Parliamentary privilege after Milliken – What process should emerge from the Speaker’s ruling?
By Craig Scott
House of Commons Speaker Peter Milliken handed down a clear, measured, and compactly reasoned ruling last Tuesday, a ruling which, on occasion, artfully employed both pointed understatement and carefully crafted elisions.
The primary question before the Speaker was of course whether the government had breached parliamentary privilege by failure to comply with the House of Commons’ Dec. 10, 2009, order that the government must produce uncensored copies of documents in a list of categories.
The House was, and is, seeking documents relevant to Canada’s policy and practice of transferring detainees to Afghanistan authorities and to concerns of Canadian involvement in incidents or even a pattern of torture notably by Afghanistan’s National Directorate of Security.
The Speaker structured his ruling to deal first with two witness intimidation allegations, on which he found for the government — albeit without precluding a different view if further information came to light that would situate the impugned conduct in a wider context.
He found in favour of the House of Commons by holding that, on a matter of form, an order to the government was proper (and an address to the Governor General not required).
On the key matter of substance, the government’s refusal to abide by the House’s order for production of unredacted documents “constitutes prima facie a question of privilege.” In an earlier portion of the ruling, he outlined why the Speaker’s role is to make such a prima facie determination, but that, once that is done, it is for the House itself to determine whether there has been a breach of privilege and, if so, also a contempt of Parliament.

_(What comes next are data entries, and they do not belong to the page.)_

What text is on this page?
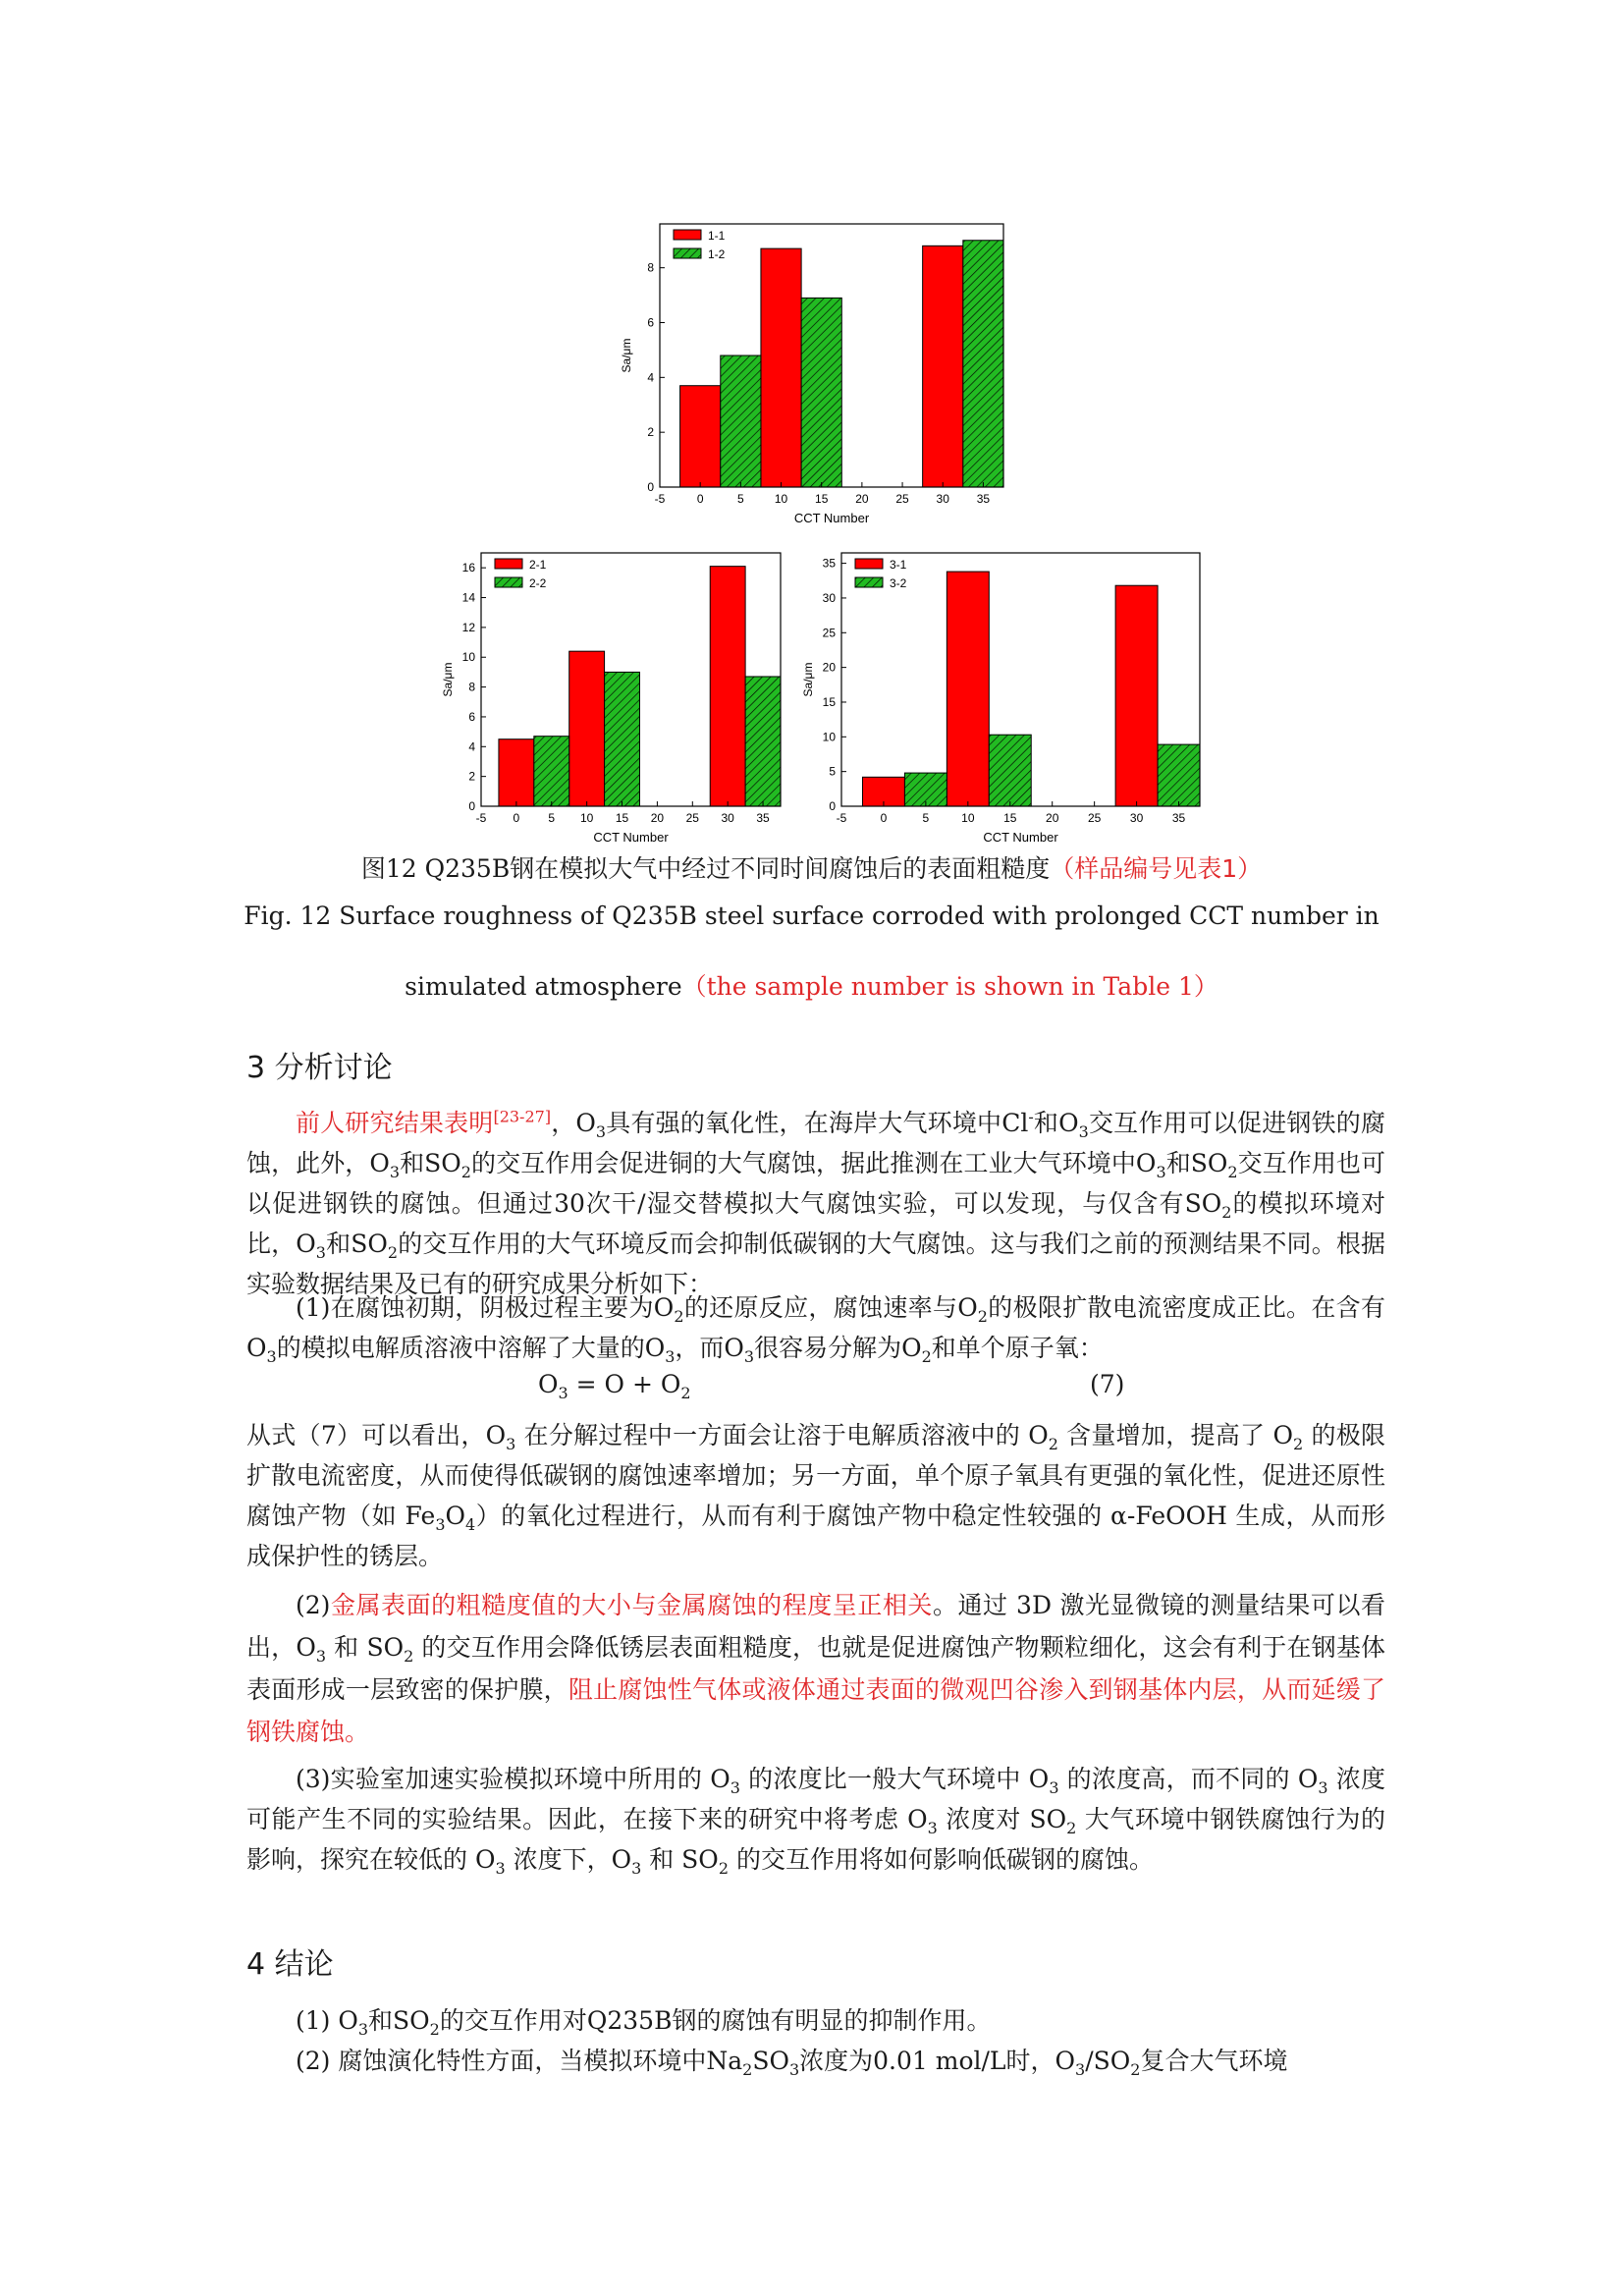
-5	0	5	10 15 20 25 30 35
0
2
4
6
8
CCT Number
Sa/μm
1-1
1-2
-5 0 5 10 15 20 25 30 35
0
2
4
6
8
10
12
14
16
CCT Number
Sa/μm
2-1
2-2
-5	0	5	10 15 20 25 30 35
0
5
10
15
20
25
30
35
CCT Number
Sa/μm
3-1
3-2
图12 Q235B钢在模拟大气中经过不同时间腐蚀后的表面粗糙度（样品编号见表1）
Fig. 12 Surface roughness of Q235B steel surface corroded with prolonged CCT number in
simulated atmosphere（the sample number is shown in Table 1）
3 分析讨论
前人研究结果表明[23-27]，$O_3$具有强的氧化性，在海岸大气环境中Cl-和$O_3$交互作用可以促进钢铁的腐蚀，此外，$O_3$和$SO_2$的交互作用会促进铜的大气腐蚀，据此推测在工业大气环境中$O_3$和$SO_2$交互作用也可以促进钢铁的腐蚀。但通过30次干/湿交替模拟大气腐蚀实验，可以发现，与仅含有$SO_2$的模拟环境对比，$O_3$和$SO_2$的交互作用的大气环境反而会抑制低碳钢的大气腐蚀。这与我们之前的预测结果不同。根据实验数据结果及已有的研究成果分析如下：
(1)在腐蚀初期，阴极过程主要为$O_2$的还原反应，腐蚀速率与$O_2$的极限扩散电流密度成正比。在含有$O_3$的模拟电解质溶液中溶解了大量的$O_3$，而$O_3$很容易分解为$O_2$和单个原子氧：
$O_3 = O + O_2$	(7)
从式（7）可以看出，$O_3$ 在分解过程中一方面会让溶于电解质溶液中的 $O_2$ 含量增加，提高了 $O_2$ 的极限扩散电流密度，从而使得低碳钢的腐蚀速率增加；另一方面，单个原子氧具有更强的氧化性，促进还原性腐蚀产物（如 $Fe_3O_4$）的氧化过程进行，从而有利于腐蚀产物中稳定性较强的 α-FeOOH 生成，从而形成保护性的锈层。
(2)金属表面的粗糙度值的大小与金属腐蚀的程度呈正相关。通过 3D 激光显微镜的测量结果可以看出，$O_3$ 和 $SO_2$ 的交互作用会降低锈层表面粗糙度，也就是促进腐蚀产物颗粒细化，这会有利于在钢基体表面形成一层致密的保护膜，阻止腐蚀性气体或液体通过表面的微观凹谷渗入到钢基体内层，从而延缓了钢铁腐蚀。
(3)实验室加速实验模拟环境中所用的 $O_3$ 的浓度比一般大气环境中 $O_3$ 的浓度高，而不同的 $O_3$ 浓度可能产生不同的实验结果。因此，在接下来的研究中将考虑 $O_3$ 浓度对 $SO_2$ 大气环境中钢铁腐蚀行为的影响，探究在较低的 $O_3$ 浓度下，$O_3$ 和 $SO_2$ 的交互作用将如何影响低碳钢的腐蚀。
4 结论
(1) $O_3$和$SO_2$的交互作用对Q235B钢的腐蚀有明显的抑制作用。
(2) 腐蚀演化特性方面，当模拟环境中$Na_2SO_3$浓度为0.01 mol/L时，$O_3/SO_2$复合大气环境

The Speaker framed his findings of Parliament’s right to compel document production around a combination of long-standing doctrinal opinion and parliamentary practice, and drawing on background values of parliamentary democracy. As to the latter, he noted: “In a system of responsible government, the fundamental right of the House of Commons to hold the government to account for its actions is an indisputable privilege and, in fact, an obligation.”